The borrower, a public limited company, had two units for cloth weaving and processing. Unit No. 1 was older, established by the main road on a spacious space. Nearly all the employees of this unit had constructed their own houses in the vicinity of the mills and were well settled. Later Mill No.2 was installed about 3.5 km away and some staff was transferred there. Though both the units had the same capacity and the same market, Unit No.2 always remained much behind in profitability and sometimes recorded losses. Preliminary investigation revealed that there was frequent absenteeism which badly affected the performance. The management tried its best to persuade the workers to be punctual though a variety of methods such as attendance bonuses, rewards and sometime penalties or even dismissals. But the problem remained unabated.
I had some discussion with the managers, staff members and even some workers. (I may point out that as a senior bank executive; I had considerable leverages for forcing the management to cooperate in any inquiry stemming from loan defaults).
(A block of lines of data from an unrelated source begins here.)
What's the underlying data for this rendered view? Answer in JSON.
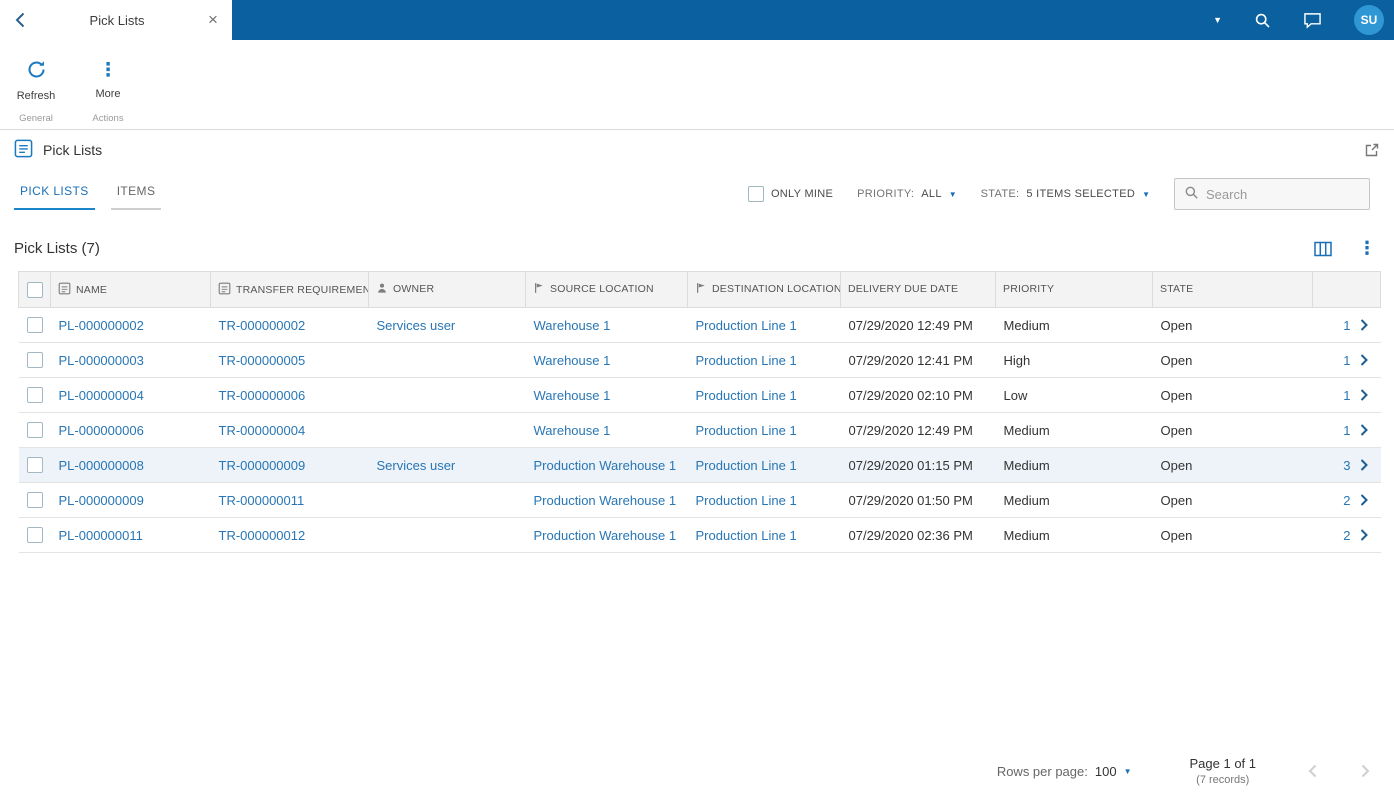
{
  "colors": {
    "topbar_blue": "#0b609f",
    "accent_blue": "#1a6fb5",
    "link_blue": "#2876b5",
    "avatar_blue": "#2e97d4",
    "selected_row_bg": "#edf3f8"
  },
  "icons": {
    "close": "×",
    "more": "⋮",
    "caret_down": "▼"
  },
  "topbar": {
    "tab_title": "Pick Lists",
    "avatar_initials": "SU"
  },
  "toolbar": {
    "refresh_label": "Refresh",
    "more_label": "More",
    "group_general": "General",
    "group_actions": "Actions"
  },
  "screen": {
    "title": "Pick Lists"
  },
  "tabs": {
    "pick_lists": "PICK LISTS",
    "items": "ITEMS"
  },
  "filters": {
    "only_mine_label": "ONLY MINE",
    "priority_label": "PRIORITY:",
    "priority_value": "ALL",
    "state_label": "STATE:",
    "state_value": "5 ITEMS SELECTED",
    "search_placeholder": "Search"
  },
  "grid": {
    "title": "Pick Lists (7)",
    "columns": {
      "name": "NAME",
      "transfer": "TRANSFER REQUIREMENT",
      "owner": "OWNER",
      "source": "SOURCE LOCATION",
      "destination": "DESTINATION LOCATION",
      "due": "DELIVERY DUE DATE",
      "priority": "PRIORITY",
      "state": "STATE"
    },
    "rows": [
      {
        "name": "PL-000000002",
        "transfer": "TR-000000002",
        "owner": "Services user",
        "source": "Warehouse 1",
        "destination": "Production Line 1",
        "due": "07/29/2020 12:49 PM",
        "priority": "Medium",
        "state": "Open",
        "count": "1",
        "selected": false
      },
      {
        "name": "PL-000000003",
        "transfer": "TR-000000005",
        "owner": "",
        "source": "Warehouse 1",
        "destination": "Production Line 1",
        "due": "07/29/2020 12:41 PM",
        "priority": "High",
        "state": "Open",
        "count": "1",
        "selected": false
      },
      {
        "name": "PL-000000004",
        "transfer": "TR-000000006",
        "owner": "",
        "source": "Warehouse 1",
        "destination": "Production Line 1",
        "due": "07/29/2020 02:10 PM",
        "priority": "Low",
        "state": "Open",
        "count": "1",
        "selected": false
      },
      {
        "name": "PL-000000006",
        "transfer": "TR-000000004",
        "owner": "",
        "source": "Warehouse 1",
        "destination": "Production Line 1",
        "due": "07/29/2020 12:49 PM",
        "priority": "Medium",
        "state": "Open",
        "count": "1",
        "selected": false
      },
      {
        "name": "PL-000000008",
        "transfer": "TR-000000009",
        "owner": "Services user",
        "source": "Production Warehouse 1",
        "destination": "Production Line 1",
        "due": "07/29/2020 01:15 PM",
        "priority": "Medium",
        "state": "Open",
        "count": "3",
        "selected": true
      },
      {
        "name": "PL-000000009",
        "transfer": "TR-000000011",
        "owner": "",
        "source": "Production Warehouse 1",
        "destination": "Production Line 1",
        "due": "07/29/2020 01:50 PM",
        "priority": "Medium",
        "state": "Open",
        "count": "2",
        "selected": false
      },
      {
        "name": "PL-000000011",
        "transfer": "TR-000000012",
        "owner": "",
        "source": "Production Warehouse 1",
        "destination": "Production Line 1",
        "due": "07/29/2020 02:36 PM",
        "priority": "Medium",
        "state": "Open",
        "count": "2",
        "selected": false
      }
    ]
  },
  "footer": {
    "rows_per_page_label": "Rows per page:",
    "rows_per_page_value": "100",
    "page_label": "Page 1 of 1",
    "records_label": "(7 records)"
  }
}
The problem was narrowed down to night shift of Mill No.2 where the absenteeism was maximum.
The unit was located at a deserted place; there was no life beyond the mills. Since the workers were reluctant to go there, the management decided to send everyone turn by turn to work in Mill No. 2 for 15 days a month. While it worked well for day shifts, it posed a problem for night shift. There being no metalled road, the workers used to go walking or on cycles. They had to pass by an old grave yard which was reportedly very scary at night. Many became frightened and avoided the night shift by hook or crook.
I accompanied by two guards walked from Mill No.1 to Mill No.2 at night and did not feel anything unusual. There was a high boundary wall around the graveyard and unless someone pointed out, no one would come to know what lied beyond the walls. During my stay, I had informal visits to canteen, roadside hotels and to residences of some known staff members. It transpired that almost all workers were doing odd jobs or running a small businesses with the help of their family members and if they go to Mill No.2 they were cut off for pretty 10 hours from the mainstream. Hence they wished that the unit be closed down somehow.
In my report, I recommended that the owner be persuaded to sell off the unit and expand their Mill No.1 with our financial assistance. This was approved and conveyed to the owners who after some hesitation agreed and so their problem was solved.
Management problems are normal and are encountered in everyday life of a manager. As far as possible, the management problems should be solved through using necessary authority and keeping in view rules and regulation of the organization, industrial norms and environments. A manager should keep himself or herself update with the major breakthrough in management and technology and try to adopt it.
Some problems cannot be solved through administrative measures. They must be passed on to research division for indepth study. In the foregoing story of a borrower, I tried to show how a management problem turned a research problem and how it was dealt with.